Here the Generated Quantities block predicts future states based on previous states (python normal_rng(u_pred[N+i-1], s_u)), then generates observations from those states (python normal_rng(u_pred[N+i], s_x)).

We can run the model with this code:

data_feed = {
    'X': df['#Passengers'].values.astype(float),  # Ensure data is float
    'N': df.shape[0],
    'pred_num': 12
}
posterior = stan.build(stan_code, data=data_feed, random_seed=RANDOM_SEED)
fit = posterior.sample(num_chains=4, num_samples=1000)

And then plot the fit and the predictions like so:

parameters = fit.to_frame()
u_columns = [col for col in parameters.columns if col.startswith('u.')]
u_pred_columns = [col for col in parameters.columns if col.startswith('u_pred.')]
u_mean = parameters[u_columns].mean().values
u_pred_mean = parameters[u_pred_columns].mean().values

pred_num = 12
last_date = df['Month'].iloc[-1]
future_months = pd.date_range(start=last_date, periods=pred_num + 1, freq='MS')[1:]

extended_df = df.copy()
future_df = pd.DataFrame({'Month': future_months})
extended_df = pd.concat([extended_df, future_df])

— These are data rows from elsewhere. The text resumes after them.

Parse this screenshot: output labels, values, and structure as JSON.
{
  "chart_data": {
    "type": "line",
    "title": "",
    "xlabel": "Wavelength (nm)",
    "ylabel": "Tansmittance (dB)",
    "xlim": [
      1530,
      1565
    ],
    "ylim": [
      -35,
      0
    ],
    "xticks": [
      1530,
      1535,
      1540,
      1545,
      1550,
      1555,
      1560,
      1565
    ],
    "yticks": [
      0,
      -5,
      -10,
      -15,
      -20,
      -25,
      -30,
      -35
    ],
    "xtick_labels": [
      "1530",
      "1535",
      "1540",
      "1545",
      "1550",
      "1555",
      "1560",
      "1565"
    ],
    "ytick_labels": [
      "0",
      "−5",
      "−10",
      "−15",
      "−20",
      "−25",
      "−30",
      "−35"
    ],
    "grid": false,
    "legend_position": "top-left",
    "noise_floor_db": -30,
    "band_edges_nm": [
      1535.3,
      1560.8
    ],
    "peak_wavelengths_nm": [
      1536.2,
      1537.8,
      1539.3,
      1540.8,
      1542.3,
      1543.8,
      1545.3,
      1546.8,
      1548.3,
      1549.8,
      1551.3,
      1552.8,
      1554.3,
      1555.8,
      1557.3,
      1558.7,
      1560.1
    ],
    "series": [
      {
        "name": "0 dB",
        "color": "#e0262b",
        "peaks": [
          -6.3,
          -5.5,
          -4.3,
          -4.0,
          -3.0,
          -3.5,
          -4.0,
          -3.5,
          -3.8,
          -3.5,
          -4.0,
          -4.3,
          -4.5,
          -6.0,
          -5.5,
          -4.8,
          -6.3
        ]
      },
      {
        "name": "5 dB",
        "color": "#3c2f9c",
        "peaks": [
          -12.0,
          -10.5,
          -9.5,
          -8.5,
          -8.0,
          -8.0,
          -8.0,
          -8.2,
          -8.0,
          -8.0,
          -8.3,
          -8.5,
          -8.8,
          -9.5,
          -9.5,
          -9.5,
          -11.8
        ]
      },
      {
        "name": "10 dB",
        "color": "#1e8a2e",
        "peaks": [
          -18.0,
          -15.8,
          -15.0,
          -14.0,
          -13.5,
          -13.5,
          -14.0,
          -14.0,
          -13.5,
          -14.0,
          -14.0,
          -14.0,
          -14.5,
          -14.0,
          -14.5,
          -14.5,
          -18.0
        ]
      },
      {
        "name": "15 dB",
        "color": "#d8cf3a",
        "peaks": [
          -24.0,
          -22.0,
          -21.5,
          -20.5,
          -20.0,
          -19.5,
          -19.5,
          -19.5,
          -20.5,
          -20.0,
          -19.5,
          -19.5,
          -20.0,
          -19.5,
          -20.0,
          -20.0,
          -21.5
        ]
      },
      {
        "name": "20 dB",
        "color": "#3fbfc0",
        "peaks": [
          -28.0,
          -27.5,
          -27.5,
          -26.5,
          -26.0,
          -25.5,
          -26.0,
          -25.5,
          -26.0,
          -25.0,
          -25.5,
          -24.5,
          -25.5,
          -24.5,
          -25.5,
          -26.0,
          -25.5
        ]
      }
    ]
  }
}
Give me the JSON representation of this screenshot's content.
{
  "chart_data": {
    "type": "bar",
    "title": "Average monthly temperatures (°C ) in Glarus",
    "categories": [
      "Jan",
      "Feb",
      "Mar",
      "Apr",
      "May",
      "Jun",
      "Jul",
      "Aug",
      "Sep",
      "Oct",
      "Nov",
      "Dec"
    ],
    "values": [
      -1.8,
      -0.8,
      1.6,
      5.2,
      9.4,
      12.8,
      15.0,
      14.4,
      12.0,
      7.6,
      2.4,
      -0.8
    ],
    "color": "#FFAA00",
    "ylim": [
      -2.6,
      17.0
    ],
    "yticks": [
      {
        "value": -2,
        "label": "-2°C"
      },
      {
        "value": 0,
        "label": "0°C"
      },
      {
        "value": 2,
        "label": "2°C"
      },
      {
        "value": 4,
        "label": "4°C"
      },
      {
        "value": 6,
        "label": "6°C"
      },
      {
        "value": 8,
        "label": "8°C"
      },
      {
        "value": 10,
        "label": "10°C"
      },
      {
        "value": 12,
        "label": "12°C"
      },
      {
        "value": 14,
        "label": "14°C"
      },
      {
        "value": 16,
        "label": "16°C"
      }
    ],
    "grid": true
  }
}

extended_df['fitted'] = np.concatenate([u_mean, np.repeat(np.nan, pred_num)])
extended_df['predicted'] = np.concatenate([np.repeat(np.nan, len(df)), u_pred_mean[-pred_num:]])

plt.figure(figsize=(30, 10))
plt.plot(extended_df['Month'], extended_df['#Passengers'], label='Observed', color='blue')
plt.plot(extended_df['Month'], extended_df['fitted'], label='Fitted', color='red', linestyle='--')
plt.plot(extended_df['Month'], extended_df['predicted'], label='Predicted', color='green', linestyle='--')
plt.title('Air Passengers: Observed, Fitted, and Predicted')
plt.xlabel('Date')
plt.ylabel('Number of Passengers')
plt.legend()
plt.grid(True)
plt.show()

Air Passengers predictions.

So, even though our model has a good in-sample fit, the out of sample predictions are very poor! We’ll have to do something about that!